7. Toepasselijke wettelijke voorschriften
De volgende wetsartikelen zijn van toepassing:
47, 57 van het Wetboek van Strafrecht en
10a van de Opiumwet.
8. Beslissing
De rechtbank:
Spreekt verdachte vrij van het hem onder 3 tenlastegelegde feit.
Verklaart bewezen dat verdachte de tenlastegelegde feiten 1 primair en 2 primair heeft begaan zoals
hiervoor onder 3. vermeld.
Verklaart niet bewezen wat aan verdachte onder de feiten 1 primair en 2 primair meer of anders is tenlastegelegd dan hierboven als bewezen is aangenomen en spreekt verdachte daarvan vrij.
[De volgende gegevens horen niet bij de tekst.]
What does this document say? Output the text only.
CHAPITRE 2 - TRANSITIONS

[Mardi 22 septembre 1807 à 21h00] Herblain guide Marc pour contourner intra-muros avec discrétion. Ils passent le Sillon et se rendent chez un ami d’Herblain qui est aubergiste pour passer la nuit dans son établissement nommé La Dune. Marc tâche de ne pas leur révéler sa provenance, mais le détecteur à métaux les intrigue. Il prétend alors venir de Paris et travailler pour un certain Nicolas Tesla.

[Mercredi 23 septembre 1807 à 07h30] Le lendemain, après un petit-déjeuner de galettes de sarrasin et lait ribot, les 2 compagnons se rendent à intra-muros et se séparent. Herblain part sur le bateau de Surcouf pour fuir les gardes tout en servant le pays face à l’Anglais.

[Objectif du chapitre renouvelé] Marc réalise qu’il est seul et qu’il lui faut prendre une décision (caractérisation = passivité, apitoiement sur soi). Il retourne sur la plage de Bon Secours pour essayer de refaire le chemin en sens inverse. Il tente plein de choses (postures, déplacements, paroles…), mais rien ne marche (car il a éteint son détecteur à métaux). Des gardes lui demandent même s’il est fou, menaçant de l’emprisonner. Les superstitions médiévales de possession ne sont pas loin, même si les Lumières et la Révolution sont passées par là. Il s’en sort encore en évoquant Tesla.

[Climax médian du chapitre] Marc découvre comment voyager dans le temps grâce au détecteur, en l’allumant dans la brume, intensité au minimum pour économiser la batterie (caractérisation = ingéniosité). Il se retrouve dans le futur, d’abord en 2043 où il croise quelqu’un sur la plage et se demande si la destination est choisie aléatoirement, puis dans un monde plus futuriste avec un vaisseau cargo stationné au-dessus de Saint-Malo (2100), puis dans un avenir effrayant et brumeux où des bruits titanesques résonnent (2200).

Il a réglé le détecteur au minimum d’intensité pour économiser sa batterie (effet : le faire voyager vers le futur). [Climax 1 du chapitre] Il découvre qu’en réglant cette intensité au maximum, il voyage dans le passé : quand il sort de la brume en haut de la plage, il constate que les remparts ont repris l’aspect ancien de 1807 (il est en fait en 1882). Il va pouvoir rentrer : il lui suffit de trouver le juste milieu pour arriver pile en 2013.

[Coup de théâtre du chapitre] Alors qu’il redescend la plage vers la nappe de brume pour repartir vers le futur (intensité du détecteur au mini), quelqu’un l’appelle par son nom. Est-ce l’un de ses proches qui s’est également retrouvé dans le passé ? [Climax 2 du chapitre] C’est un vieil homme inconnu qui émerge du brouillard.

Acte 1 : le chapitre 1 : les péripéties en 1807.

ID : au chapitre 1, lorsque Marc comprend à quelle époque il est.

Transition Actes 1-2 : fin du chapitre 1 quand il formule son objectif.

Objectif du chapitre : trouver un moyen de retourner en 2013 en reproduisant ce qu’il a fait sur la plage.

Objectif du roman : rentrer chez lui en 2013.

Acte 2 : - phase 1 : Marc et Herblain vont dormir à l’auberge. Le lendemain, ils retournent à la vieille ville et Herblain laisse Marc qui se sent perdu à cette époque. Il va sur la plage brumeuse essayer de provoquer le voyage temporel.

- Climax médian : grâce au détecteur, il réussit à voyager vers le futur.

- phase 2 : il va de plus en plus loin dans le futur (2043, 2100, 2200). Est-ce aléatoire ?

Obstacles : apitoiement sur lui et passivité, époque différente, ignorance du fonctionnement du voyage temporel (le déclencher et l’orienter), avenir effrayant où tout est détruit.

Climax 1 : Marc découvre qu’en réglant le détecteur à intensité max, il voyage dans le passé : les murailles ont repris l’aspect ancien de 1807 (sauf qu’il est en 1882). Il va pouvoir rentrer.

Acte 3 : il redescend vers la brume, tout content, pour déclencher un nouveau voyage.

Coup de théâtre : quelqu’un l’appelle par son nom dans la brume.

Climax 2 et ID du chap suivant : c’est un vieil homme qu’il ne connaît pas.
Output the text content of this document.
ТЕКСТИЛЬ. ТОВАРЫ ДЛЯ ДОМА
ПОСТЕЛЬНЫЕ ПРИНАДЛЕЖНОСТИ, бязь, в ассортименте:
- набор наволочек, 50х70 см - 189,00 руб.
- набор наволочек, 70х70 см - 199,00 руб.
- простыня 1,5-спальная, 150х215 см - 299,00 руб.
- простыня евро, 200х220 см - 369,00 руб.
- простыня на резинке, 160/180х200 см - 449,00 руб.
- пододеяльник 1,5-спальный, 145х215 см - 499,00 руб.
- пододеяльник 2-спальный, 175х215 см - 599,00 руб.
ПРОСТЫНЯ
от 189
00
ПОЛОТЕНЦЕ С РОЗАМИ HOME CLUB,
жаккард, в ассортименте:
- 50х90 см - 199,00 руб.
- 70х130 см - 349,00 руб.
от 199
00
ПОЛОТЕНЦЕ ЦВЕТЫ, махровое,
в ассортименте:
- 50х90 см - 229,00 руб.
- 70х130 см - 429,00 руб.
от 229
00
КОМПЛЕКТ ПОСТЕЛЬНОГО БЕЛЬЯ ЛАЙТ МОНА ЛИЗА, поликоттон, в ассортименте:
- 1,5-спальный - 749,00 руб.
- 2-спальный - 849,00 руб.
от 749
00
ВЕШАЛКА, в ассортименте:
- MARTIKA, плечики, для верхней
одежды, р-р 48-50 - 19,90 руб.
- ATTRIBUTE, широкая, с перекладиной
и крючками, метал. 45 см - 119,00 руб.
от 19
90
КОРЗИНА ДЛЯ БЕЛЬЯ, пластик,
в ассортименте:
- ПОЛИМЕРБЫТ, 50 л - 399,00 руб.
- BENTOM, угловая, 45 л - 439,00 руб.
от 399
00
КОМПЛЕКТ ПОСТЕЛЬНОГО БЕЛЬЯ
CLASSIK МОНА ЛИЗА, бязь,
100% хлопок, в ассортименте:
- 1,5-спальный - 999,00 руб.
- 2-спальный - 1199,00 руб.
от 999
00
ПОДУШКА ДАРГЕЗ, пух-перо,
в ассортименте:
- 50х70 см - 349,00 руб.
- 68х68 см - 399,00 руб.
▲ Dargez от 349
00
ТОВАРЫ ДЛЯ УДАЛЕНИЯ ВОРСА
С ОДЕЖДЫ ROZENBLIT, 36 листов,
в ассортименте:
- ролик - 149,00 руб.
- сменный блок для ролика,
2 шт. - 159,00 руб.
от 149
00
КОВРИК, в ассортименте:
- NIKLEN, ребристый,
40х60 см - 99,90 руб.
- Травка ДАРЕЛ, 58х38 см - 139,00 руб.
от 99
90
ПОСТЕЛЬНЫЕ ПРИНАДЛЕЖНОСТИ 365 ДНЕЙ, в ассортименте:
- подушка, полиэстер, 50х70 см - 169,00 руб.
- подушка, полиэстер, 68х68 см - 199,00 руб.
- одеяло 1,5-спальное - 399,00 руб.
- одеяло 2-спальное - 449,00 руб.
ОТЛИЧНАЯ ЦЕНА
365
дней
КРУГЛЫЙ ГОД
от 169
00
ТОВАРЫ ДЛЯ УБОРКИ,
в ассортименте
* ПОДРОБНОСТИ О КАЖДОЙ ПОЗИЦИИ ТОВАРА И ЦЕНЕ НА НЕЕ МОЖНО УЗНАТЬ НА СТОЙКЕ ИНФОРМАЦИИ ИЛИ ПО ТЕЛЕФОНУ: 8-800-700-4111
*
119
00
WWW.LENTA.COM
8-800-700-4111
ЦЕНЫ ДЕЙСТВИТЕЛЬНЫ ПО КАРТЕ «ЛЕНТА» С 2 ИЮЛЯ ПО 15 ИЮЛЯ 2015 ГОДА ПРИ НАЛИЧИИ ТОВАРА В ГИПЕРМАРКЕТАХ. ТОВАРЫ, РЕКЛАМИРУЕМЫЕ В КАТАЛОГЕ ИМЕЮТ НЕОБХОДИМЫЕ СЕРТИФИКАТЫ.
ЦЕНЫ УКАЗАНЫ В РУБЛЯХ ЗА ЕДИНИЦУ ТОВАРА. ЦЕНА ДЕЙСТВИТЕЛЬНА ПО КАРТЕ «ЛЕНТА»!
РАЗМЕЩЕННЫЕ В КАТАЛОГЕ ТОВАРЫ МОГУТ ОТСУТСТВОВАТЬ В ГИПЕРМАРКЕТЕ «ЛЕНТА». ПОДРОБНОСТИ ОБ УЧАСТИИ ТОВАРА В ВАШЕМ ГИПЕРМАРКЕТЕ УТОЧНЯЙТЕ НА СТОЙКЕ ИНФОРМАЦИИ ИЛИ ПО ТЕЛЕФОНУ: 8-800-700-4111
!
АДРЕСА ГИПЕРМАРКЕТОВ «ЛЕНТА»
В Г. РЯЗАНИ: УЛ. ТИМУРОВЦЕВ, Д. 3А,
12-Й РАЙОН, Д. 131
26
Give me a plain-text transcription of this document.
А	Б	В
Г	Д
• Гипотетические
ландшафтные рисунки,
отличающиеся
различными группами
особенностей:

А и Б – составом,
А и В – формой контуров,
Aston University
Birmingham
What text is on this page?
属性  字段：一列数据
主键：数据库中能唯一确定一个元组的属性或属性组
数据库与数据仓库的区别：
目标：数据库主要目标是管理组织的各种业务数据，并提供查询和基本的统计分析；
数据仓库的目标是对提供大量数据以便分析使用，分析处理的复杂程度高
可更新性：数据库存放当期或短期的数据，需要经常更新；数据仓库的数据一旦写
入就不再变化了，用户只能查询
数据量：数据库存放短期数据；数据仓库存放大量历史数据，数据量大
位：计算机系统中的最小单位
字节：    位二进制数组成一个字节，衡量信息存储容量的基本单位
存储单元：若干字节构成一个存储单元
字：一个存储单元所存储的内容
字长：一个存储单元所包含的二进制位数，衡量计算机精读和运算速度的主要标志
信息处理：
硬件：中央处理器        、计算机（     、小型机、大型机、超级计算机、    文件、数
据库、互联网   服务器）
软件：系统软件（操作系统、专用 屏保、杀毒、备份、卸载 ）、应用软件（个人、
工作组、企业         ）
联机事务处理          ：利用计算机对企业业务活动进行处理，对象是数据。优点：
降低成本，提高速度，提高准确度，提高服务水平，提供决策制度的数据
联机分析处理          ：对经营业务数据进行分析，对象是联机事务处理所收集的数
Bepaalt dat de bewezenverklaarde feiten de hierboven onder 4. vermelde strafbare feiten opleveren.
Verklaart verdachte hiervoor strafbaar.
Veroordeelt verdachte tot een gevangenisstraf voor de duur van ZEVEN JAREN.
Bepaalt dat de tijd die verdachte vóór de tenuitvoerlegging van dit vonnis in verzekering en voorlopige hechtenis heeft doorgebracht, bij de tenuitvoerlegging van de thans opgelegde gevangenisstraf in mindering wordt gebracht, voorzover die tijd niet reeds op een andere vrijheidsstraf in mindering is gebracht.
9. Samenstelling rechtbank en uitspraakdatum
Dit vonnis is gewezen door
mr. Flohil, voorzitter,
mrs. Van de Schepop en Aardenburg, rechters,
in tegenwoordigheid van de griffiers mrs. Berghout en Van der Heijden,
en uitgesproken op de openbare terechtzitting van 16 juni 2005.